66
votes

I'm using storyboards for my UI. I was previously using XCode 4.6 and released on iOS 6. I have since updated to iOS 7 using XCode 5 and updated the Storyboard to work nicely with XCode 5. I have one issue though:

UITextView doesn't want to display font changes within code. Text colour changes work fine. Any other property changes are fine. Font, not at all. I was using a custom font, so I checked different fonts with different sizes (i.e. systemFontOfSize:) but that didn't work. The text view only shows the font that's set in the Storyboard. What could I be missing here? Are there any auto-layout constraints that mess with this sort of thing? I had a few issues with constraints during the migration, but as I said, the fonts work fine in iOS 7.

I guess it's something in the Storyboard that I'm missing, as if I create a UIViewController and add a text view in code, it works fine.

I'd put up some code, but I'm not sure it'd help at all in this case.

12
This is the most bizarre bug in iOS, and it is still totally broken (mid 2016).Fattie

12 Answers

114
votes

Even stranger, this only happens on iPhone, not iPad.

If you're setting the font in code and don't want an editable text view, do this:

textView.editable = YES;
textView.font = newFont;
textView.editable = NO;
74
votes

In my case, it is matter of 'selectable' property of UITextView.

So I checked 'selectable' property of UITextView in Storyboard Editor to set it YES To set selectable

and later in viewWillAppear set this property to NO.

textview.text = @"some text";
textview.selectable = NO;
56
votes

The issue was caused by the editable property being false in the Storyboard. I have absolutely no idea why this caused the font to remain unchanged - and only on iOS 6.

20
votes

For me it's work if you set the text of your UITextView and after set the font (same for color) :

_myTextView.text = @"text";
[_myTextView setFont:[UIFont fontWithName:@"Helvetica Neue" size:18.0f]];
_myTextView.textColor = [UIColor whiteColor];
13
votes

Thank you for all the answers guys. Issue is still present on iOS9. What i've found out, is that when you set "User Interaction Enabled = false" in the Interface Builder you can leave Editable and Selectable = true and user will not be able to edit a text view.

So, my solution is:

  1. Set User Interaction Enabled = False in IB
  2. Set Editable = True in IB
  3. Set Selectable = True in IB
  4. Configure your text view in whatever way you want.
11
votes

Code for swift:

textOutlet.editable = true
textOutlet.textColor = UIColor.whiteColor()
textOutlet.font = UIFont(name: "ArialMT", size: 20)
textOutlet.editable = false

Or if you change the text first it magically gets solved

textOutlet.text = "omg lol wtf"
textOutlet.textColor = UIColor.whiteColor()
textOutlet.font = UIFont(name: "ArialMT", size: 20)
7
votes

I found the font size was being ignored. This was resolved by ticking the checkbox called: Selectable (having selected the UITextView within the storyboard)

5
votes

This issue only happens when setting Selectable property to FALSE in the Interface Builder.

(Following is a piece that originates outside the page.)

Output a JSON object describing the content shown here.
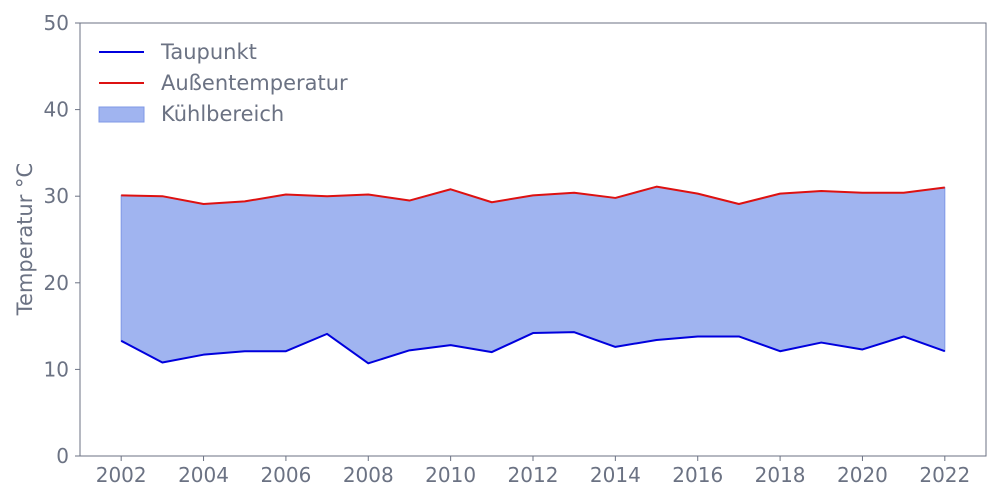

In case you are required to have the Editable and Selectable properties set to FALSE do it from the CODE and not in the Interface Builder.

Summing up, make Editable and Selectable properties = YES in the Interface Builder and then add the following code in case you need the properties to be FALSE:

_textView.editable   = NO;
_textView.selectable = NO;

Hope this helps,

1
votes

Swift 3 category that worked for me:

extension UITextView {
    func setFontAndUpdate(_ font: UIFont?) {
        self.font = font

        // Font doesn't update without text change
        let text = self.text
        self.text = nil
        self.text = text
    }
}
0
votes

In my case(Developing on Xcode 7.3, iOS 9),

The cause was the order of setting text and font-family/size, not the options of editable or selectable many answers tell there.(and I don't get any storyboard, xib on that Textview.)

If I input like

[myTextView setFont:[UIFont fontWithName:@"HelveticaNeue-Italic" size:20]];
myTextView.attributedText = mAttStr;

then the font's family and size are not changed, but else when I reverse those two step, it works. Setting text should be ahead of setting font's family/size.

0
votes

As mentioned by others:

textView.font = UIFont.systemFont(ofSize: 16)
textView.isEditable = false

p.s. no need to first set isEditable as true since it's true by default: a little shorter, a little nicer

0
votes

In my case, I solved by setting the new font in "viewDidLayoutSubviews".